Key points from the report:

  • Limits to current approaches to ESG, stewardship and impact investment: The report highlights several limitations in the current ESG investment practices, emphasising the need for investors to strengthen human rights considerations within ESG. It points out, for instance, that ESG methodologies vary widely, lack uniform definitions and are not linked to global standards on human rights, leading to risks of "green and human rights-washing." It also found that most financial actors lack understanding of the interconnections between the ‘E’, ’S’ and ‘G;’ but that “alignment with the Guiding Principles entails the integration of human rights considerations across each of those criteria.” In addition, concerning stewardship and impact investment, the report found that risk screening for human rights issues is usually done based on “regulatory risks or controversies” rather than by applying the UNGPs’ methodology. It also found that impact investments can be marketed as impact-related without consideration for their negative human rights impacts or “substantial evidence or significant positive outcomes.”

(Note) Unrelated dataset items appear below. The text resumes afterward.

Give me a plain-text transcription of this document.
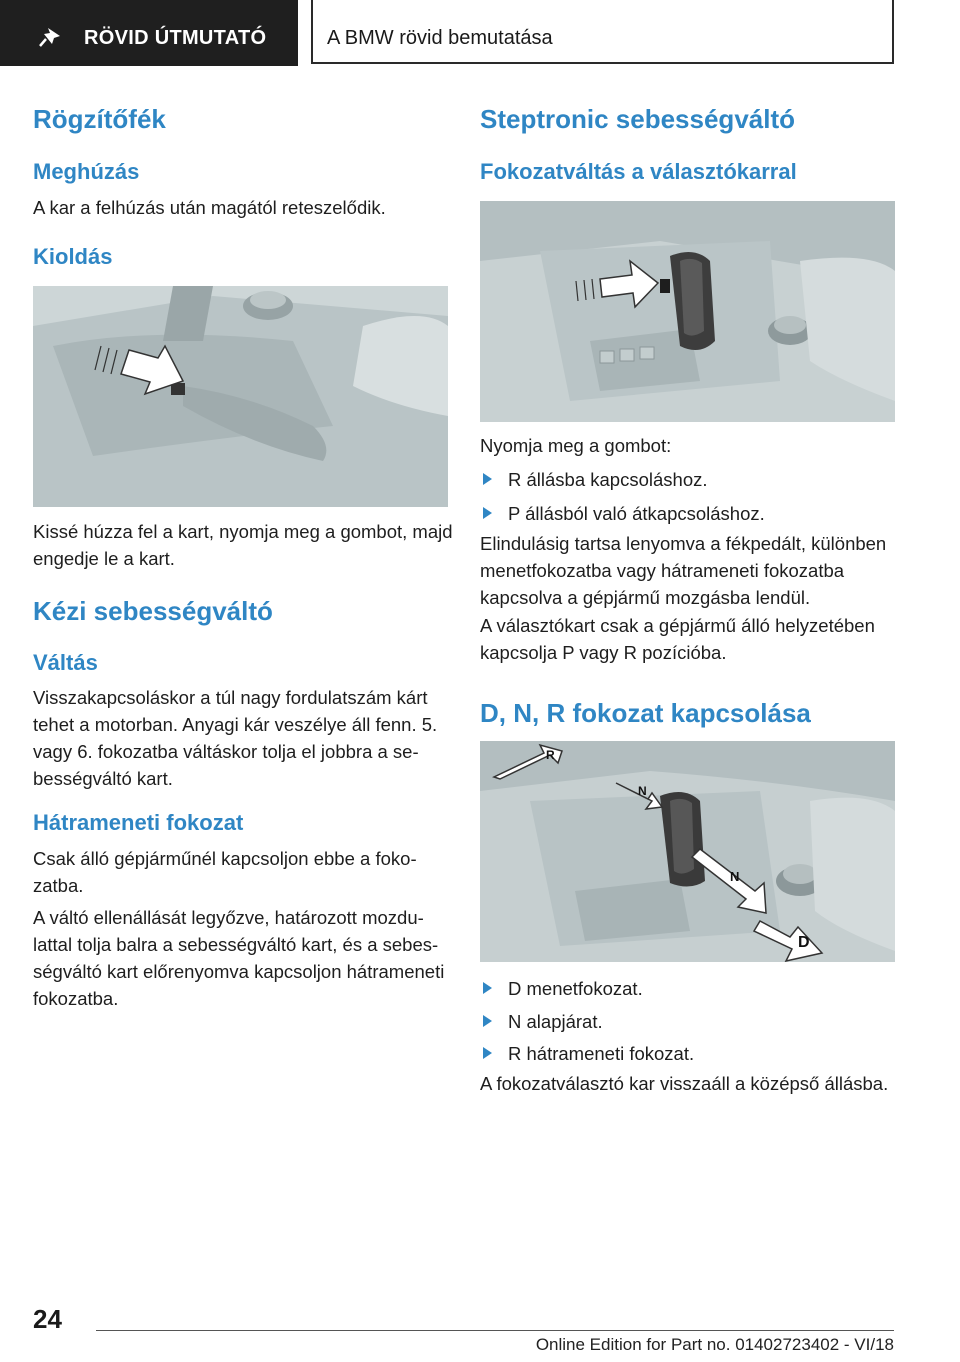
RÖVID ÚTMUTATÓ	A BMW rövid bemutatása
Rögzítőfék
Meghúzás

A kar a felhúzás után magától reteszelődik.

Kioldás

Kissé húzza fel a kart, nyomja meg a gombot, majd engedje le a kart.

Kézi sebességváltó
Váltás

Visszakapcsoláskor a túl nagy fordulatszám kárt tehet a motorban. Anyagi kár veszélye áll fenn. 5. vagy 6. fokozatba váltáskor tolja el jobbra a sebességváltó kart.

Hátrameneti fokozat

Csak álló gépjárműnél kapcsoljon ebbe a fokozatba.

A váltó ellenállását legyőzve, határozott mozdulattal tolja balra a sebességváltó kart, és a sebességváltó kart előrenyomva kapcsoljon hátrameneti fokozatba.

Steptronic sebességváltó
Fokozatváltás a választókarral

Nyomja meg a gombot:

R állásba kapcsoláshoz.
P állásból való átkapcsoláshoz.

Elindulásig tartsa lenyomva a fékpedált, különben menetfokozatba vagy hátrameneti fokozatba kapcsolva a gépjármű mozgásba lendül.

A választókart csak a gépjármű álló helyzetében kapcsolja P vagy R pozícióba.

D, N, R fokozat kapcsolása
R
N
N
D
D menetfokozat.
N alapjárat.
R hátrameneti fokozat.

A fokozatválasztó kar visszaáll a középső állásba.

24
Online Edition for Part no. 01402723402 - VI/18
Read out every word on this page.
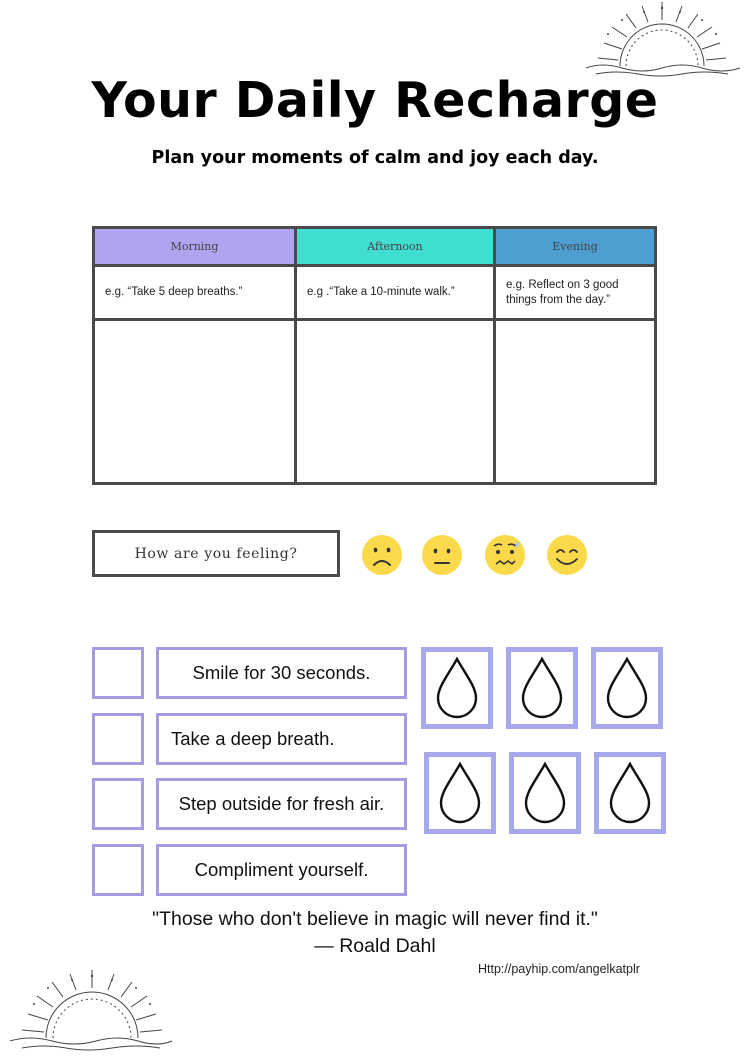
Your Daily Recharge
Plan your moments of calm and joy each day.
Morning
e.g. “Take 5 deep breaths.”
Afternoon
e.g .“Take a 10-minute walk.”
Evening
e.g. Reflect on 3 good things from the day.”
How are you feeling?
Smile for 30 seconds.
Take a deep breath.
Step outside for fresh air.
Compliment yourself.
"Those who don't believe in magic will never find it."
— Roald Dahl
Http://payhip.com/angelkatplr
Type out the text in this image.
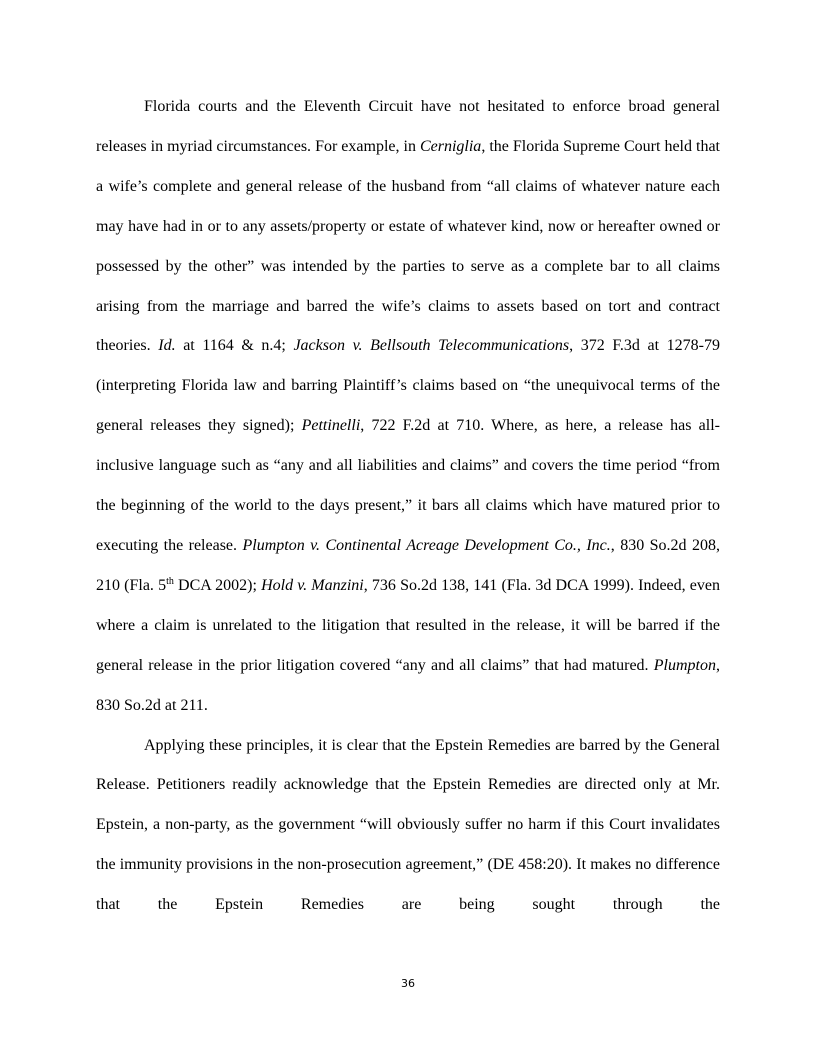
Florida courts and the Eleventh Circuit have not hesitated to enforce broad general releases in myriad circumstances. For example, in Cerniglia, the Florida Supreme Court held that a wife’s complete and general release of the husband from “all claims of whatever nature each may have had in or to any assets/property or estate of whatever kind, now or hereafter owned or possessed by the other” was intended by the parties to serve as a complete bar to all claims arising from the marriage and barred the wife’s claims to assets based on tort and contract theories. Id. at 1164 & n.4; Jackson v. Bellsouth Telecommunications, 372 F.3d at 1278-79 (interpreting Florida law and barring Plaintiff’s claims based on “the unequivocal terms of the general releases they signed); Pettinelli, 722 F.2d at 710. Where, as here, a release has all-inclusive language such as “any and all liabilities and claims” and covers the time period “from the beginning of the world to the days present,” it bars all claims which have matured prior to executing the release. Plumpton v. Continental Acreage Development Co., Inc., 830 So.2d 208, 210 (Fla. 5th DCA 2002); Hold v. Manzini, 736 So.2d 138, 141 (Fla. 3d DCA 1999). Indeed, even where a claim is unrelated to the litigation that resulted in the release, it will be barred if the general release in the prior litigation covered “any and all claims” that had matured. Plumpton, 830 So.2d at 211.

Applying these principles, it is clear that the Epstein Remedies are barred by the General Release. Petitioners readily acknowledge that the Epstein Remedies are directed only at Mr. Epstein, a non-party, as the government “will obviously suffer no harm if this Court invalidates the immunity provisions in the non-prosecution agreement,” (DE 458:20). It makes no difference that the Epstein Remedies are being sought through the

36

  • Baseline responsibilities for investors on human rights: Investors’ responsibilities under the UNGPs involve placing risks to people and the planet at the centre of their decision-making processes. Existing guidance, like the OECD guidance for the financial sector and the Principles for Responsible Investment, offers good frameworks for investors to embed human rights considerations into their investment decisions and capital allocation, stewardship of investees and use of voting rights, and engagement with rights holders, policymakers and other stakeholders. In addition, the report emphasises that “investors [need] to have policies embedded at the organizational level that enable them to deliver on their responsibility to respect human rights.” The Working Group also underscores the importance of better collaboration between investors, investee companies, states, and rightsholders to achieve meaningful remedy and ensure respect for human rights, recognising that a one-size-fits-all approach is not feasible.

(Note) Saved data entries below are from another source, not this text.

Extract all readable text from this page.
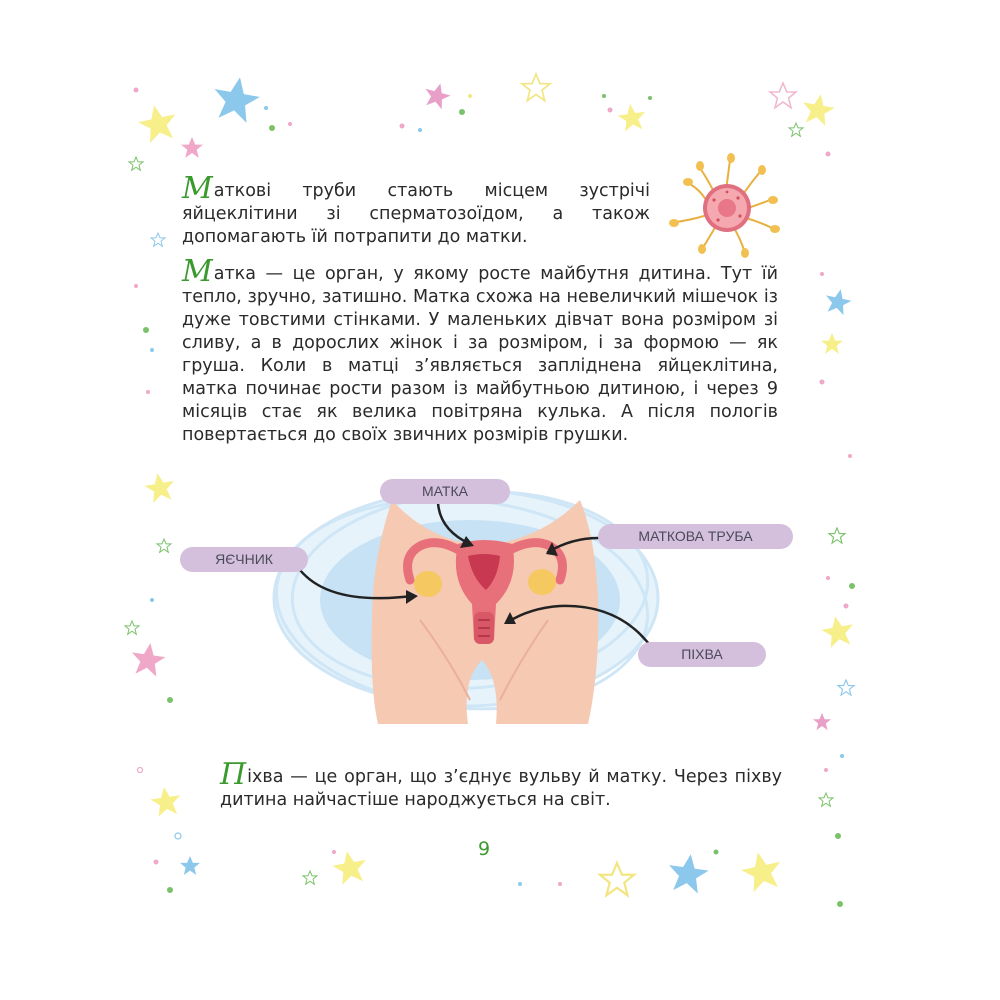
МАТКА
МАТКОВА ТРУБА
ЯЄЧНИК
ПІХВА

Маткові труби стають місцем зустрічі яйцеклітини зі сперматозоїдом, а також допомагають їй потрапити до матки.

Матка — це орган, у якому росте майбутня дитина. Тут їй тепло, зручно, затишно. Матка схожа на невеличкий мішечок із дуже товстими стінками. У маленьких дівчат вона розміром зі сливу, а в дорослих жінок і за розміром, і за формою — як груша. Коли в матці з’являється запліднена яйцеклітина, матка починає рости разом із майбутньою дитиною, і через 9 місяців стає як велика повітряна кулька. А після пологів повертається до своїх звичних розмірів грушки.

Піхва — це орган, що з’єднує вульву й матку. Через піхву дитина найчастіше народжується на світ.

9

  • How those baseline responsibilities can be met: To meet these responsibilities, the Working Group highlights the need for a double materiality approach to reporting and stewardship - with stakeholder engagement with affected groups, such as Indigenous Peoples, local communities, trade unions and workers, and other relevant stakeholders, at its centre. In addition, the Working Group provides recommendations for specific stakeholders. For states, it suggests strengthening ESG regulations in a way that ensures policy coherence and the integration of human rights considerations, as well as enforcement. Investors are encouraged to embed human rights in their policies, prioritise stakeholder engagement, and conduct human rights due diligence, particularly in high-risk regions. The report also calls for other actors, such as businesses and data providers, to improve transparency and the quality of data being used. Additionally, professional advisors, civil society and the UN system are urged to support the alignment of ESG approaches with the UNGPs, providing education and practical guidance to foster a human rights-based approach in ESG investments.